The pope tries to put the paschal mystery at the centre of our understanding of the Eucharist. The Eucharist is what makes us Church. It does so by making present the events of Holy Thursday, Good Friday and Easter Sunday. "At every celebration of the Eucharist, we are spiritually brought back to the paschal triduum" (n. 3).
This is the hour of our redemption. For 1,000 years, the Jewish priests had tried to appease God's anger for the unfaithfulness of humanity by sacrificing sheep, goats and other domestic animals as a form of atonement. But such sacrifices could never atone, could never set humanity free from the weight of sin.

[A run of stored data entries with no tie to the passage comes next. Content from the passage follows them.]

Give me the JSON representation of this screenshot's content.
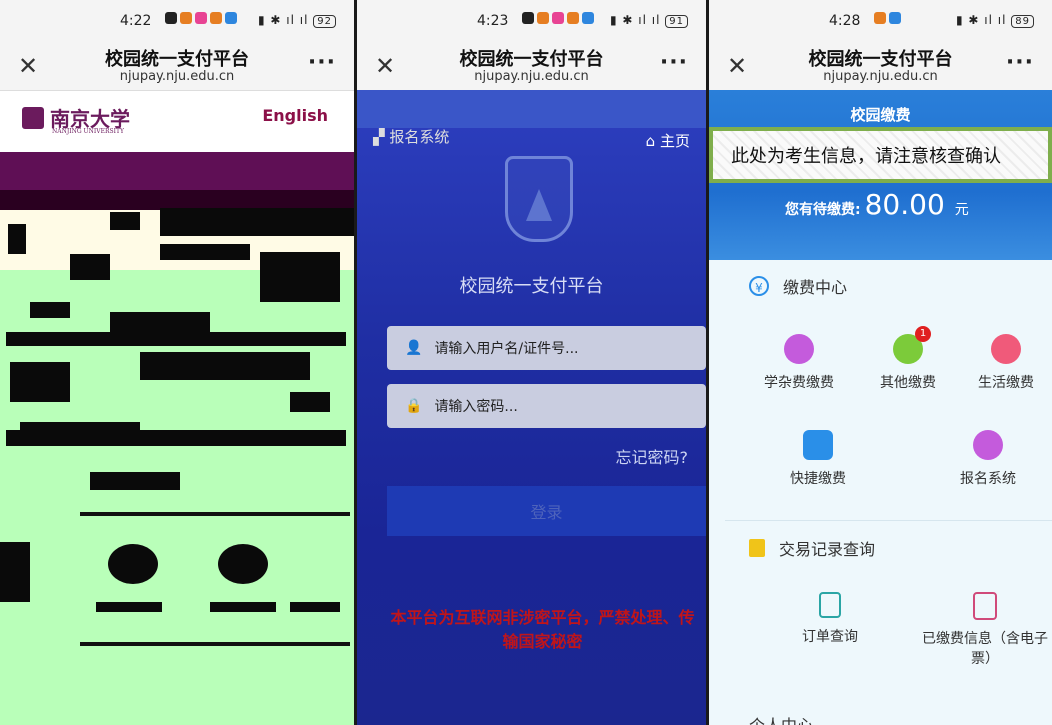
{
  "panel1": {
    "status": {
      "time": "4:22",
      "battery": "92"
    },
    "title": "校园统一支付平台",
    "url": "njupay.nju.edu.cn",
    "logo_cn": "南京大学",
    "logo_en": "NANJING UNIVERSITY",
    "english_link": "English"
  },
  "panel2": {
    "status": {
      "time": "4:23",
      "battery": "91"
    },
    "title": "校园统一支付平台",
    "url": "njupay.nju.edu.cn",
    "nav_left": "报名系统",
    "nav_right": "主页",
    "platform_title": "校园统一支付平台",
    "username_placeholder": "请输入用户名/证件号...",
    "password_placeholder": "请输入密码...",
    "forgot": "忘记密码?",
    "login": "登录",
    "warning": "本平台为互联网非涉密平台，严禁处理、传输国家秘密"
  },
  "panel3": {
    "status": {
      "time": "4:28",
      "battery": "89"
    },
    "title": "校园统一支付平台",
    "url": "njupay.nju.edu.cn",
    "header": "校园缴费",
    "notice": "此处为考生信息，请注意核查确认",
    "pending_label": "您有待缴费:",
    "pending_amount": "80.00",
    "pending_unit": "元",
    "payment_center": "缴费中心",
    "items": [
      {
        "label": "学杂费缴费",
        "color": "#c45bdc"
      },
      {
        "label": "其他缴费",
        "color": "#7ccb3a",
        "badge": "1"
      },
      {
        "label": "生活缴费",
        "color": "#f05a7a"
      },
      {
        "label": "快捷缴费",
        "color": "#2a8fe8"
      },
      {
        "label": "报名系统",
        "color": "#c45bdc"
      }
    ],
    "records": "交易记录查询",
    "record_items": [
      {
        "label": "订单查询"
      },
      {
        "label": "已缴费信息（含电子票）"
      }
    ],
    "personal": "个人中心"
  }
}
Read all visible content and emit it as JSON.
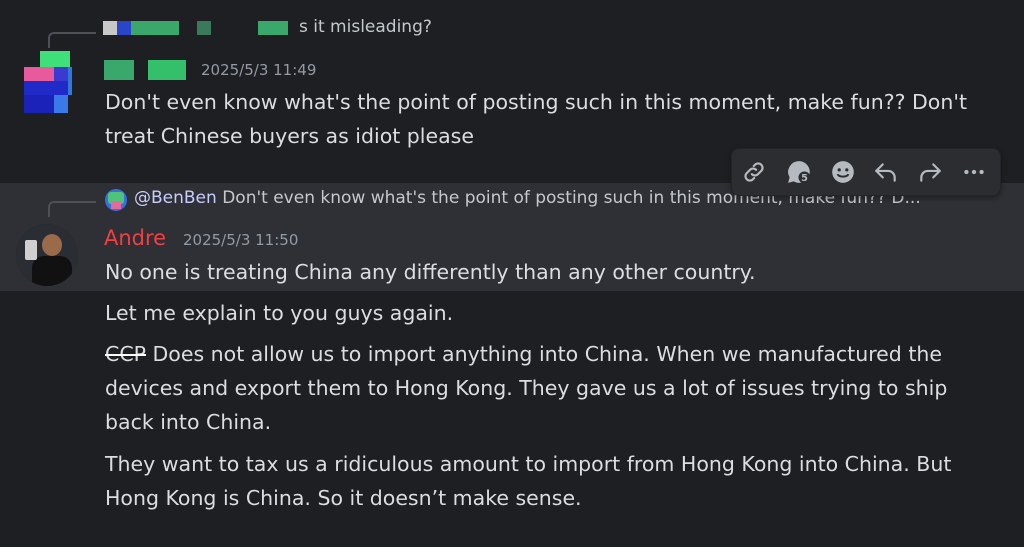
{
  "message1": {
    "reply_preview_text": "s it misleading?",
    "timestamp": "2025/5/3 11:49",
    "lines": [
      "Don't even know what's the point of posting such in this moment, make fun?? Don't",
      "treat Chinese buyers as idiot please"
    ]
  },
  "message2": {
    "reply_mention": "@BenBen",
    "reply_preview_text": "Don't even know what's the point of posting such in this moment, make fun?? D...",
    "author": "Andre",
    "author_color": "#f23f43",
    "timestamp": "2025/5/3 11:50",
    "line1": "No one is treating China any differently than any other country.",
    "line2": "Let me explain to you guys again.",
    "line3_prefix": "CCP",
    "line3_rest": " Does not allow us to import anything into China. When we manufactured the",
    "line4": "devices and export them to Hong Kong. They gave us a lot of issues trying to ship",
    "line5": "back into China.",
    "line6": "They want to tax us a ridiculous amount to import from Hong Kong into China. But",
    "line7": "Hong Kong is China. So it doesn’t make sense."
  },
  "toolbar": {
    "icons": [
      "link-icon",
      "thread-icon",
      "emoji-icon",
      "reply-icon",
      "forward-icon",
      "more-icon"
    ]
  }
}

It is only by God becoming human and freely surrendering himself for theremission of our sins that we can be set free. Pope John Paul quotes the book of Hebrews to emphasize Christ's priesthood and sacrificial offering: "Christ . . . as the high priest of the good things to come . . . entered once for all into the holy place, taking not the blood of goats and calves but his own blood, thus securing an eternal redemption" (9:11-12).
It is this sacrifice that is again made present at every Eucharist. And how can one not be amazed at the love and mercy of such a God?
One of "the dark clouds" the pope wants to banish with his encyclical is this failure to realize that, above all, the Eucharist is the holy sacrifice. "Stripped of its sacrificial meaning, it is celebrated as it were simply a fraternal banquet," he says (n. 10).
Once this notion of the Holy Sacrifice of the Mass is seen as central, all the other dark clouds and shadows will disperse. We will have no trouble seeing the truth of the pope's statement that the Eucharist "unites heaven and earth. It embraces and permeates all creation" (n. 8). We will see the wisdom of the practice of Eucharistic Adoration. We will see clearly that "the Church draws her life from the Eucharist" (n. 1). We will know why the Second Vatican Council spoke of the Eucharist as "the source and summit of the Christian life" (n. 1).
These are not empty words; they are the greatest truths we can know. They are truths out of which flow lives of happiness, fulfillment and fruitfulness. And they centre around the Eucharist - Christ's perfect sacrifice made real for us today.
Pope John Paul concludes his introduction to the encyclical with a brief mention of some of the shadows and dark clouds that surround the Eucharist today. But he raises their spectre not so much to condemn as to introduce an encyclical aimed at enabling the Eucharist to "continue to shine forth in all its radiant mystery."